Política e Administração Pública

Relator da MP das Concessões rebate críticas da oposição e espera investimentos

Deputado Sergio Souza (PMDB-PR) disse que as regras previstas na medida provisória estimularão investimentos em rodovias e ferrovias

03/05/2017 - 00:48  

Luis Macedo/Câmara dos Deputados
Ordem do dia para análise, discussão e votação de diversos projetos. Dep. Sergio Souza (PMDB-PR)
Sergio Souza: não haverá prorrogação de contratos inadimplentes ou ineficientes

Partidos de oposição utilizaram diversos instrumentos regimentais para tentar impedir a aprovação, nesta terça-feira (2), da Medida Provisória 752/16, que prevê a prorrogação e a relicitação de contratos de parceria nos setores rodoviário, ferroviário e aeroportuário. Apesar das críticas e de muitos requerimentos protelatórios, a base governista conseguiu aprovar com poucas alterações o texto proposto pelo relator, deputado Sergio Souza (PMDB-PR).

“Se os investimentos de algumas dessas empresas não foram cumpridos, por que não se faz uma nova licitação? Por que não se reinicia esse processo? Não! O que se está buscando aqui é um jeitinho”, acusou o líder do Psol, deputado Glauber Braga (RJ), ao criticar a possibilidade de renovação de concessões prevista na medida provisória.

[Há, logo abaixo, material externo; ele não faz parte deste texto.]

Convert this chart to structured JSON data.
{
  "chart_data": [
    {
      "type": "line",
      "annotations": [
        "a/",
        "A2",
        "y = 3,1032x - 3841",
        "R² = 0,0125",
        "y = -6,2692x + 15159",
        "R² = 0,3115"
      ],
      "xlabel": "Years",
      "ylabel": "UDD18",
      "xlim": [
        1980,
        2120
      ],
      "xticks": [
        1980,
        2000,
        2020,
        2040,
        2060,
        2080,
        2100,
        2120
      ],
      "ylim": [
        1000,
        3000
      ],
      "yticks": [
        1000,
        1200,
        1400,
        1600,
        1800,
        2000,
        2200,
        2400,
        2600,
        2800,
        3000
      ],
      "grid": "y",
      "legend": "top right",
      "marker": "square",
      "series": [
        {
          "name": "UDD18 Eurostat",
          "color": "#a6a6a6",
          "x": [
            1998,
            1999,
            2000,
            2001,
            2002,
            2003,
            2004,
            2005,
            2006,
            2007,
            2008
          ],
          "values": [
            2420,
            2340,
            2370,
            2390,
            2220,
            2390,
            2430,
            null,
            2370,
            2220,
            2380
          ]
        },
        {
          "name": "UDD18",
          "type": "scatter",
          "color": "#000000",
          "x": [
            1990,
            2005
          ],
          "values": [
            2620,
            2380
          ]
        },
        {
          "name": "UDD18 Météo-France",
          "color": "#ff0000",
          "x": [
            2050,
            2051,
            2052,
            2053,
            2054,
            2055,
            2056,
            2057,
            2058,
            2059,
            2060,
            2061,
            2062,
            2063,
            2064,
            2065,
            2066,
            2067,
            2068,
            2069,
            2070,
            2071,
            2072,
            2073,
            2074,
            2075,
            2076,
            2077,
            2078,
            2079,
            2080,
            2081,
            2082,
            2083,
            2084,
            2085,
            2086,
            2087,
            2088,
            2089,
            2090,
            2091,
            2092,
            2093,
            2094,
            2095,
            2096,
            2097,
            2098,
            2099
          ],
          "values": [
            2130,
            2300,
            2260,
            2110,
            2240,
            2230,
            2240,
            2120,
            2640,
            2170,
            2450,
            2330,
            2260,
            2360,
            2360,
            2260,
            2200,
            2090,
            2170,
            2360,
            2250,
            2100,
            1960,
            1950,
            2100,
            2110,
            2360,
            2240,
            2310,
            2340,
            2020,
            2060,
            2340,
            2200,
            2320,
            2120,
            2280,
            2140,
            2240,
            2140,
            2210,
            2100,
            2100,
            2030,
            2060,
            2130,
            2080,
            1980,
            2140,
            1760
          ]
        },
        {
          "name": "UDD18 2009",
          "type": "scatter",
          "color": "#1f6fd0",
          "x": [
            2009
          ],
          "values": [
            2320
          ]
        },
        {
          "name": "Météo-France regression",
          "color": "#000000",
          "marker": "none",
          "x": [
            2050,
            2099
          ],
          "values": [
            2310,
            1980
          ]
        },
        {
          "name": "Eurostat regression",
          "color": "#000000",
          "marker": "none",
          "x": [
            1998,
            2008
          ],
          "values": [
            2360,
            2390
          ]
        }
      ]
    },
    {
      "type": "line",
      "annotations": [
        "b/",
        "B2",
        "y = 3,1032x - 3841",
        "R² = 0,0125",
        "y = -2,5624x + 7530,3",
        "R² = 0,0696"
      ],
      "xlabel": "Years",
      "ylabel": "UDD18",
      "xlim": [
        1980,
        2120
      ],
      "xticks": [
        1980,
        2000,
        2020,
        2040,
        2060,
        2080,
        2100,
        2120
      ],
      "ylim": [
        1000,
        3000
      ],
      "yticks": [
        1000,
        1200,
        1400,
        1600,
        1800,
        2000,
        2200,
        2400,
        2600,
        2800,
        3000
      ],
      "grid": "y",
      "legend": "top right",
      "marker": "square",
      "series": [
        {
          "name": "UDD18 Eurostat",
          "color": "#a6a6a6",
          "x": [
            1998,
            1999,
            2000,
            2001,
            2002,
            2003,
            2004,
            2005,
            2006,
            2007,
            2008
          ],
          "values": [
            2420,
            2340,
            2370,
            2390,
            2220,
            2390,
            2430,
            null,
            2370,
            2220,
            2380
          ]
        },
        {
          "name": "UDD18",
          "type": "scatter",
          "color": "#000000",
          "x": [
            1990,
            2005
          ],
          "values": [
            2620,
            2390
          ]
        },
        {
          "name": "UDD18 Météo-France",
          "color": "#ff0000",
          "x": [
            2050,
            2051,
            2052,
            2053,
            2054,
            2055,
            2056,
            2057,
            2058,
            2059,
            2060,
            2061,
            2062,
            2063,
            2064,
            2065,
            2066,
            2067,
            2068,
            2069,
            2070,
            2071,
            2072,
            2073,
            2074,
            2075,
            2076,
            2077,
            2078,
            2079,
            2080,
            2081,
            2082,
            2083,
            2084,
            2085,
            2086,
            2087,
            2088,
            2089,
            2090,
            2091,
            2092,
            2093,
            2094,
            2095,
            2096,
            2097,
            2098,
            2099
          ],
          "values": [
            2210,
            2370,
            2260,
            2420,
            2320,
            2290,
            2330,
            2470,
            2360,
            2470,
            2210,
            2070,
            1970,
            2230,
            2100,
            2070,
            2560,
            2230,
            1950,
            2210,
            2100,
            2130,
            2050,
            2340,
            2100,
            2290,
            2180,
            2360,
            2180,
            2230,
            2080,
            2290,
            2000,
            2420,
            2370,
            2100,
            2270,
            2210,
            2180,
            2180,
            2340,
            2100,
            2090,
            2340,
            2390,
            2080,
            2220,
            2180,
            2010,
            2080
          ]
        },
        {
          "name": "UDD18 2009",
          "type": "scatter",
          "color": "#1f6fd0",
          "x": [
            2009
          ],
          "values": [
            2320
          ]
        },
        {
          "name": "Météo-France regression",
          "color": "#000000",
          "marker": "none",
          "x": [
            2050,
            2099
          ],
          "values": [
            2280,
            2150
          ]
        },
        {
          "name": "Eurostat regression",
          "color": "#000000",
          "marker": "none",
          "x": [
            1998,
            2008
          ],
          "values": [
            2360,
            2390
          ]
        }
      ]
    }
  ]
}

Para o deputado Henrique Fontana (PT-RS), o texto da MP tem a clara intenção de “abrir portas enormes para a corrupção”. Na opinião dele, a proposta permite a prorrogação ou a manutenção de concessões por mais 30 anos, sem licitação. “A [empresa] ALL, por exemplo, recebeu toda a malha ferroviária do Sul do Brasil, abandonou a metade dessa malha, ganhou muito dinheiro e não investiu nada em contornos ferroviários. Agora, dez anos antes de vencer a concessão, querem permitir a renovação desse contrato”, acusou Fontana.

Investimentos
Por outro lado, o relator da MP, deputado Sergio Souza (PMDB-PR), rebateu as críticas e disse que a medida provisória trará investimentos ao País. “Essa medida provisória vai trazer ao Brasil dezenas de bilhões e vai extirpar todas as empresas que deram causa a não continuidade de obras - principalmente rodoviárias - e que estão hoje na Lava Jato”, sustentou.

Segundo Souza, não haverá prorrogação de contratos inadimplentes ou ineficientes. No caso das ferrovias, ele ressaltou que o relatório prorroga antecipadamente os contratos de concessão, alguns com ainda dez anos de vigência, mas impõe condicionantes.

“Essa medida provisória determina que, para ter a prorrogação antecipada, tem que aumentar investimento para destravar as ferrovias, desobstruir esse setor e acabar com a ineficiência, para puxar para baixo o preço do frete”, disse Souza, criticando um possível monopólio no setor.

Rodovias
No caso das rodovias, Souza destacou que, em vários estados, as concessões são da década de 90 e contam com pedágios caros. “Essas concessões são as mais caras do Brasil, com pedágio na faixa de R$ 12 por 100 km e sem a necessidade de duplicação”, observou.

Ele observou que, nas concessões de 2007, a situação foi diferente, porque o preço do pedágio já ficou mais baixo, mas ainda sem obrigatoriedade de duplicação. Já as mais recentes, feitas na terceira fase, durante o governo da presidente Dilma, tiveram uma média de tarifa de R$ 6 a cada 100 km e com obrigatoriedade de duplicação de 100% em cinco anos.

“Aquelas concessões que não têm previsão no edital de licitação ou no contrato original não poderão ser prorrogadas. Isso alberga todas as concessões rodoviárias da década de 90”, destacou.

Souza concluiu dizendo que, quando houver incapacidade da empresa de cumprir o contrato, seja por ação ou omissão, a revisão contratual só poderá ocorrer se houver transferência do controle acionário.